Decenas de países negocian estos días contrarreloj para evitar las subidas arancelarias del presidente de Estados Unidos, Donald Trump, pero solo uno de ellos tiene a un diputado en Washington presionando para que el tarifazo vaya a más: Brasil. Uno de los hijos del expresidente Jair Bolsonaro, el diputado Eduardo Bolsonaro, está desde marzo en Estados Unidos tratando de seducir a la Administración del republicano para que maniobre en favor de su padre, acorralado en la Justicia por haber intentado un golpe de Estado. Eduardo, un abogado de 41 años, es el principal artífice, según él mismo se atribuye, de la decisión de Trump de aumentar al 50% los aranceles de los productos brasileños a partir del 1 de agosto, más que ningún otro país. También está detrás de las sanciones a los jueces brasileños anunciadas los últimos días por la Casa Blanca en respuesta a la “caza de brujas” contra Bolsonaro. Cada nuevo golpe de Trump hacia la economía y las instituciones brasileñas es celebrado con júbilo por Eduardo, mientras sus aliados se preguntan cómo acabará la maniobra más arriesgada de su carrera.
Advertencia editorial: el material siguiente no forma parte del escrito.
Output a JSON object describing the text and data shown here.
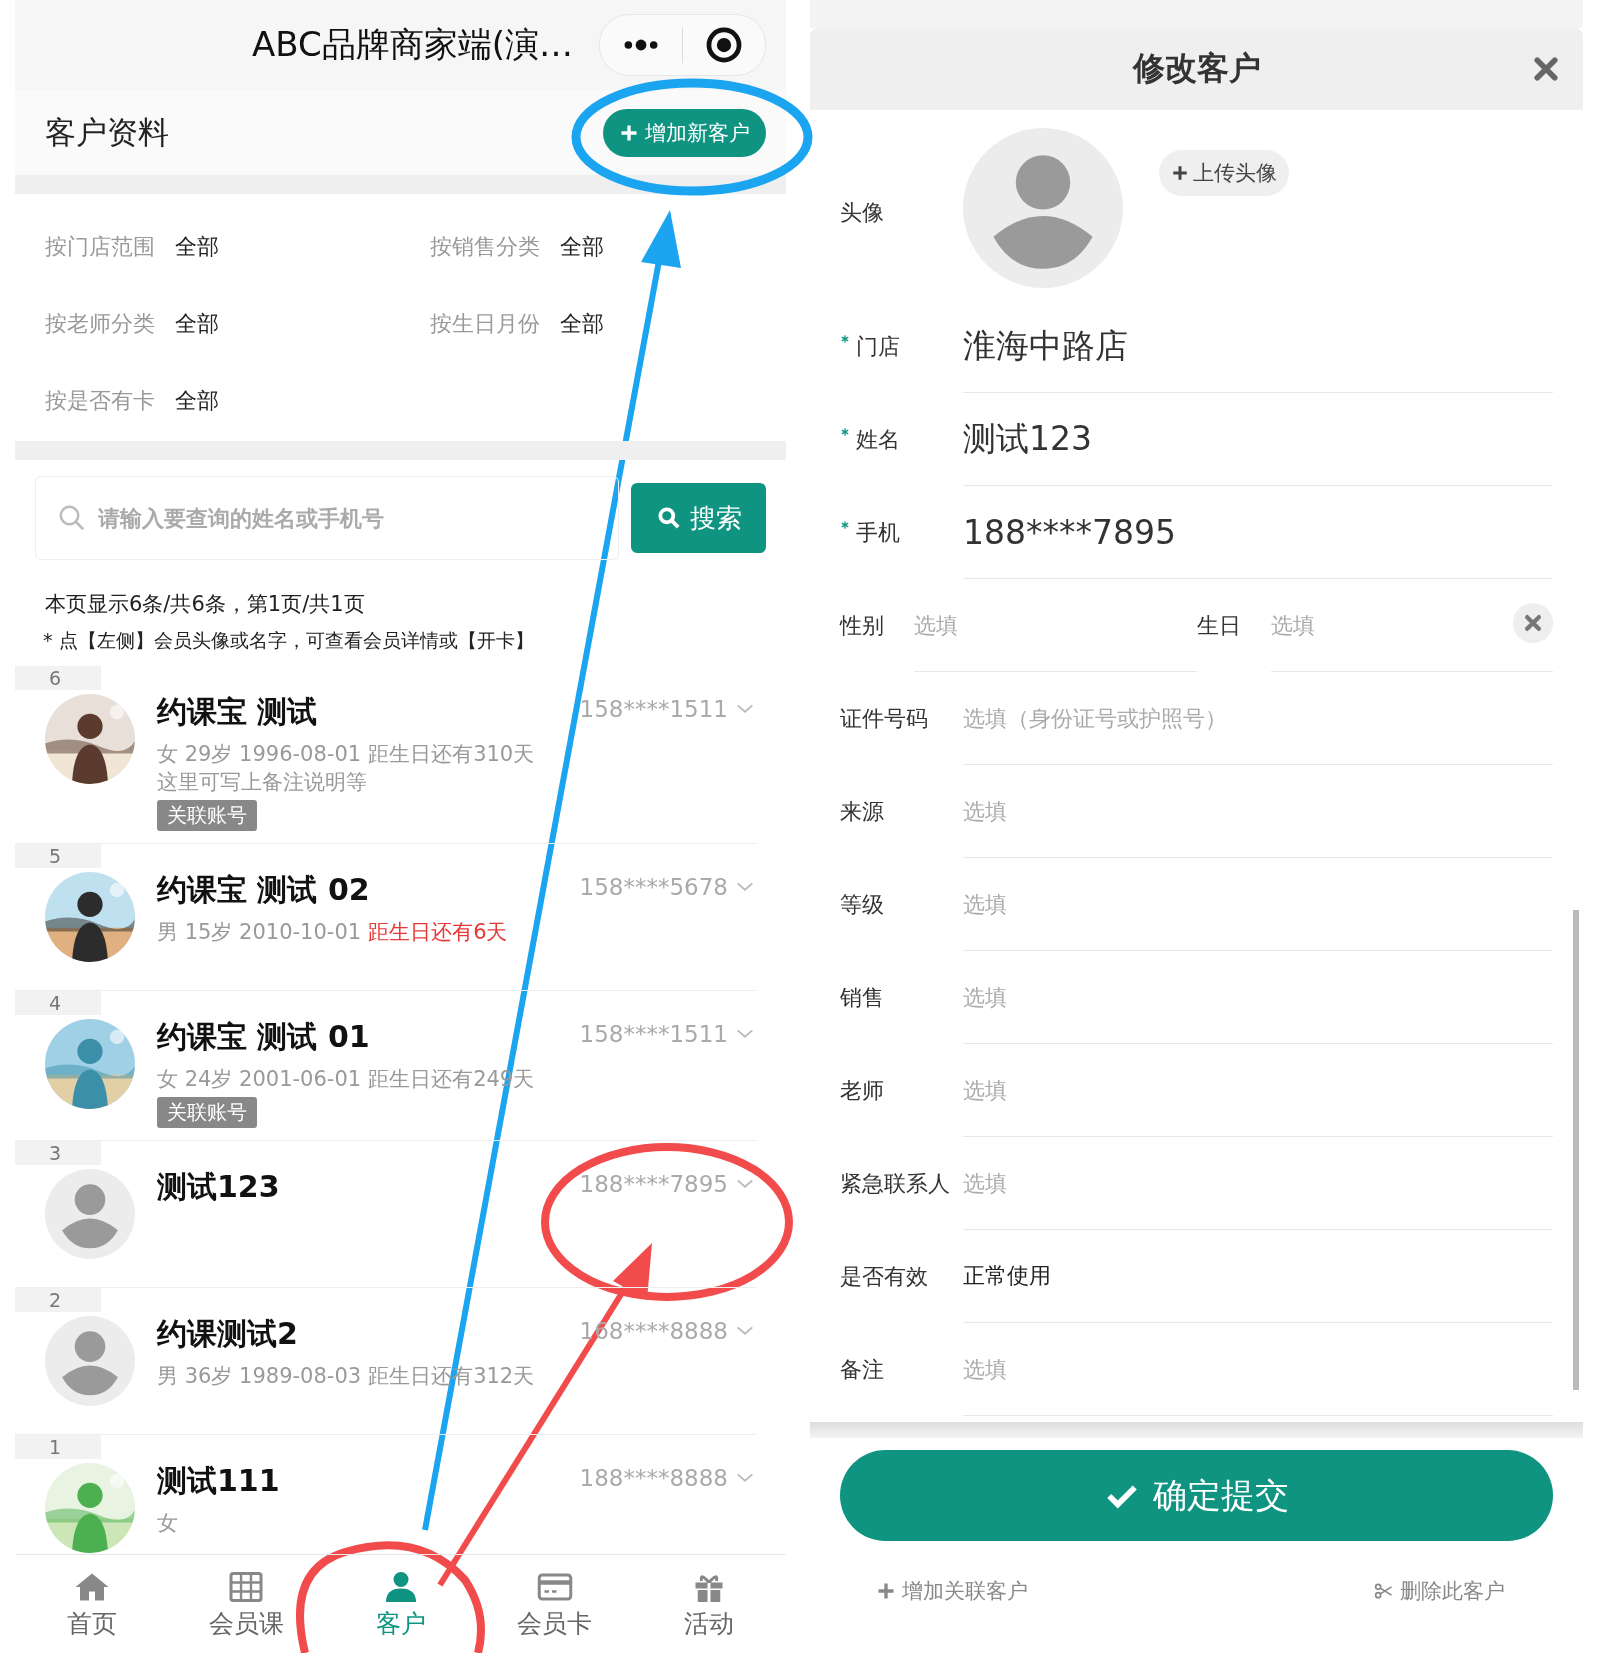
{
  "app_bar": {
    "title": "ABC品牌商家端(演…"
  },
  "page_header": {
    "title": "客户资料",
    "add_button": "增加新客户"
  },
  "filters": [
    {
      "label": "按门店范围",
      "value": "全部"
    },
    {
      "label": "按销售分类",
      "value": "全部"
    },
    {
      "label": "按老师分类",
      "value": "全部"
    },
    {
      "label": "按生日月份",
      "value": "全部"
    },
    {
      "label": "按是否有卡",
      "value": "全部"
    }
  ],
  "search": {
    "placeholder": "请输入要查询的姓名或手机号",
    "button": "搜索"
  },
  "summary": "本页显示6条/共6条，第1页/共1页",
  "hint": "* 点【左侧】会员头像或名字，可查看会员详情或【开卡】",
  "customers": [
    {
      "index": "6",
      "kind": "picture",
      "name": "约课宝 测试",
      "phone": "158****1511",
      "info": "女 29岁 1996-08-01",
      "birthday": "距生日还有310天",
      "birthday_soon": false,
      "note": "这里可写上备注说明等",
      "tag": "关联账号"
    },
    {
      "index": "5",
      "kind": "picture",
      "name": "约课宝 测试 02",
      "phone": "158****5678",
      "info": "男 15岁 2010-10-01",
      "birthday": "距生日还有6天",
      "birthday_soon": true
    },
    {
      "index": "4",
      "kind": "picture",
      "name": "约课宝 测试 01",
      "phone": "158****1511",
      "info": "女 24岁 2001-06-01",
      "birthday": "距生日还有249天",
      "birthday_soon": false,
      "tag": "关联账号"
    },
    {
      "index": "3",
      "kind": "default",
      "name": "测试123",
      "phone": "188****7895"
    },
    {
      "index": "2",
      "kind": "default",
      "name": "约课测试2",
      "phone": "168****8888",
      "info": "男 36岁 1989-08-03",
      "birthday": "距生日还有312天",
      "birthday_soon": false
    },
    {
      "index": "1",
      "kind": "picture",
      "name": "测试111",
      "phone": "188****8888",
      "info": "女"
    }
  ],
  "tabs": [
    {
      "label": "首页",
      "selected": false
    },
    {
      "label": "会员课",
      "selected": false
    },
    {
      "label": "客户",
      "selected": true
    },
    {
      "label": "会员卡",
      "selected": false
    },
    {
      "label": "活动",
      "selected": false
    }
  ],
  "dialog": {
    "title": "修改客户",
    "avatar_label": "头像",
    "upload_button": "上传头像",
    "fields": [
      {
        "kind": "value",
        "label": "门店",
        "required": true,
        "value": "淮海中路店"
      },
      {
        "kind": "value",
        "label": "姓名",
        "required": true,
        "value": "测试123"
      },
      {
        "kind": "value",
        "label": "手机",
        "required": true,
        "value": "188****7895"
      },
      {
        "kind": "pair",
        "items": [
          {
            "label": "性别",
            "placeholder": "选填"
          },
          {
            "label": "生日",
            "placeholder": "选填"
          }
        ]
      },
      {
        "kind": "placeholder",
        "label": "证件号码",
        "required": false,
        "placeholder": "选填（身份证号或护照号）"
      },
      {
        "kind": "placeholder",
        "label": "来源",
        "required": false,
        "placeholder": "选填"
      },
      {
        "kind": "placeholder",
        "label": "等级",
        "required": false,
        "placeholder": "选填"
      },
      {
        "kind": "placeholder",
        "label": "销售",
        "required": false,
        "placeholder": "选填"
      },
      {
        "kind": "placeholder",
        "label": "老师",
        "required": false,
        "placeholder": "选填"
      },
      {
        "kind": "placeholder",
        "label": "紧急联系人",
        "required": false,
        "placeholder": "选填"
      },
      {
        "kind": "text",
        "label": "是否有效",
        "required": false,
        "value": "正常使用"
      },
      {
        "kind": "placeholder",
        "label": "备注",
        "required": false,
        "placeholder": "选填"
      }
    ],
    "submit_button": "确定提交",
    "add_related_link": "增加关联客户",
    "delete_link": "删除此客户"
  }
}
A mediados de marzo, Eduardo publicó un video en sus redes sociales anunciando que renunciaba temporalmente a su escaño en el Congreso Nacional para instalarse en Estados Unidos. El motivo quedó claro desde el principio, acabar con el juez del Tribunal Supremo que lidera el proceso contra su padre: “Aquí podré buscar los castigos justos para Alexandre de Moraes y su Gestapo […] mi objetivo en la vida será hacer que pagues por toda la crueldad con personas inocentes”, decía. Después de meses sin resultados concretos, en el bolsonarismo cundía una mezcla de nerviosismo y desánimo al ver que uno de sus mayores ídolos publicaba fotos en Disney World sonriendo con su familia. El resultado tardó en llegar, pero cuando lo hizo cayó como una bomba. A principios de este mes Trump anunció la subida arancelaria al tiempo que abrazaba todo el relato de la persecución de Bolsonaro. Después de que el expresidente fuera obligado a usar una tobillera electrónica, Washington contraatacó anulando el visado para entrar a EE UU de Moraes y otros jueces del Supremo considerados alineados con la supuesta persecución judicial.